O imbróglio que envolve três comunidades indígenas e pelo menos oito construtoras do Noroeste desde o início das obras na região parece ter chegado ao fim. Ontem, um acordo firmado entre duas das três etnias ; a Kariri-Xocó e a Tuxá ;, a Companhia Imobiliária de Brasília (Terracap), a Fundação Nacional do Índio (Funai) e a Associação dos Dirigentes de Empresas do Mercado Imobiliário do Distrito Federal (Ademi-DF) decidiu que uma área localizada entre o setor habitacional e a Água Mineral será o novo endereço das nove famílias que atualmente vivem em um perímetro de 12 hectares, onde está situado o Santuário do Pajé. Conhecido como Área de Relevante Interesse Ecológico (Arie) Cruls, o local terá o mesmo tamanho do anterior e passará a ser uma reserva indígena com a doação de terreno da Terracap para a União, que, por sua vez, o cederá aos índios.

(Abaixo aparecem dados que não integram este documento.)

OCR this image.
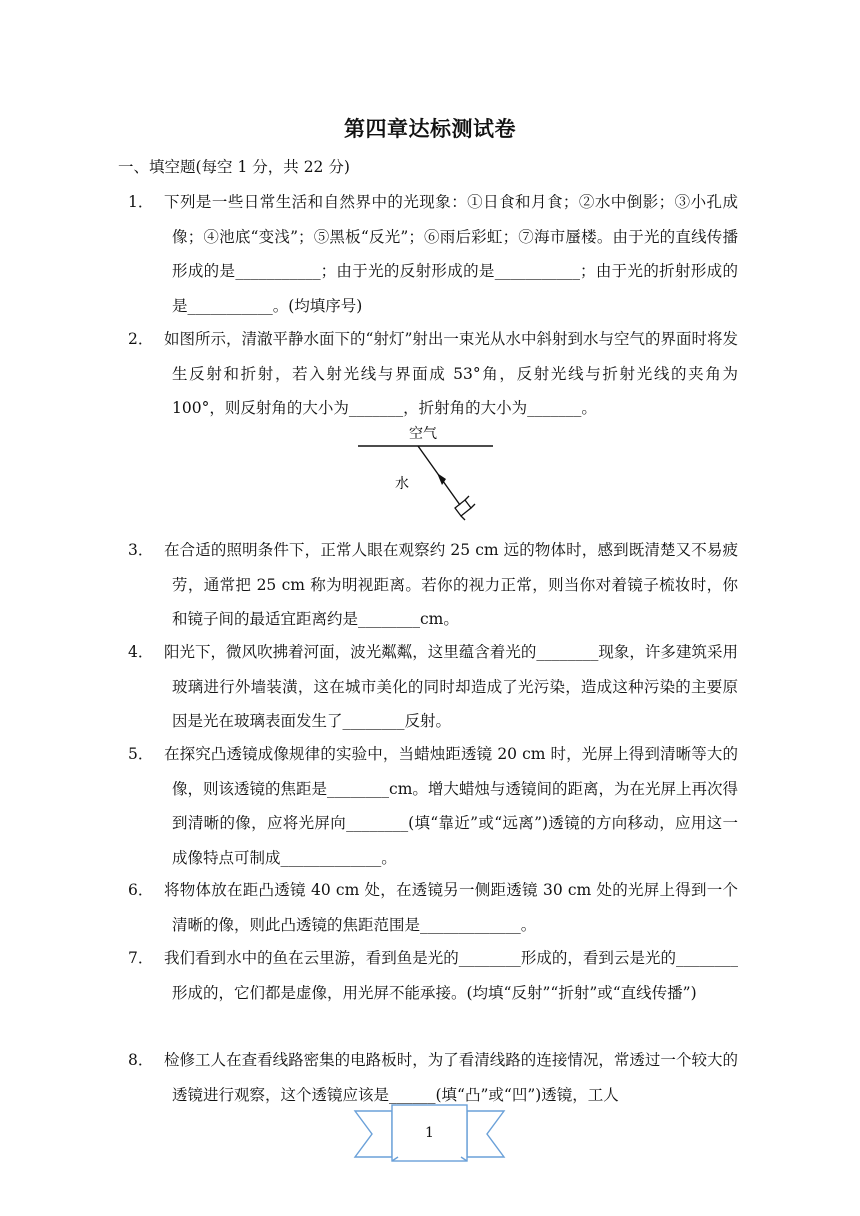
第四章达标测试卷
一、填空题(每空 1 分，共 22 分)
1． 下列是一些日常生活和自然界中的光现象：①日食和月食；②水中倒影；③小孔成像；④池底“变浅”；⑤黑板“反光”；⑥雨后彩虹；⑦海市蜃楼。由于光的直线传播形成的是___________；由于光的反射形成的是___________；由于光的折射形成的是___________。(均填序号)
2． 如图所示，清澈平静水面下的“射灯”射出一束光从水中斜射到水与空气的界面时将发生反射和折射，若入射光线与界面成 53°角，反射光线与折射光线的夹角为 100°，则反射角的大小为_______，折射角的大小为_______。
空气
水
3． 在合适的照明条件下，正常人眼在观察约 25 cm 远的物体时，感到既清楚又不易疲劳，通常把 25 cm 称为明视距离。若你的视力正常，则当你对着镜子梳妆时，你和镜子间的最适宜距离约是________cm。
4． 阳光下，微风吹拂着河面，波光粼粼，这里蕴含着光的________现象，许多建筑采用玻璃进行外墙装潢，这在城市美化的同时却造成了光污染，造成这种污染的主要原因是光在玻璃表面发生了________反射。
5． 在探究凸透镜成像规律的实验中，当蜡烛距透镜 20 cm 时，光屏上得到清晰等大的像，则该透镜的焦距是________cm。增大蜡烛与透镜间的距离，为在光屏上再次得到清晰的像，应将光屏向________(填“靠近”或“远离”)透镜的方向移动，应用这一成像特点可制成_____________。
6． 将物体放在距凸透镜 40 cm 处，在透镜另一侧距透镜 30 cm 处的光屏上得到一个清晰的像，则此凸透镜的焦距范围是_____________。
7． 我们看到水中的鱼在云里游，看到鱼是光的________形成的，看到云是光的________形成的，它们都是虚像，用光屏不能承接。(均填“反射”“折射”或“直线传播”)
8． 检修工人在查看线路密集的电路板时，为了看清线路的连接情况，常透过一个较大的透镜进行观察，这个透镜应该是______(填“凸”或“凹”)透镜，工人
1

Embora os representantes tenham chegado a um consenso, uma das famílias não assinou a ata da reunião, na qual constam 12 decisões. Mesmo diante da ausência dela, o presidente da Terracap, Marcelo Piancastelli de Siqueira, adiantou que em breve toda a comunidade será remanejada para a Arie Cruls. ;Conversaremos com essa família. E o mais rápido possível, todos os moradores de lá serão removidos. A Terracap dará todo o suporte e infraestrutura;, declarou. De acordo com o órgão, um Termo de Ajustamento de Conduta em análise entre Terracap, Funai e Ministério Público Federal (MPF) desde 2008, já estudava que os 12 hectares da Arie Cruls passariam a ser uma reserva indígena.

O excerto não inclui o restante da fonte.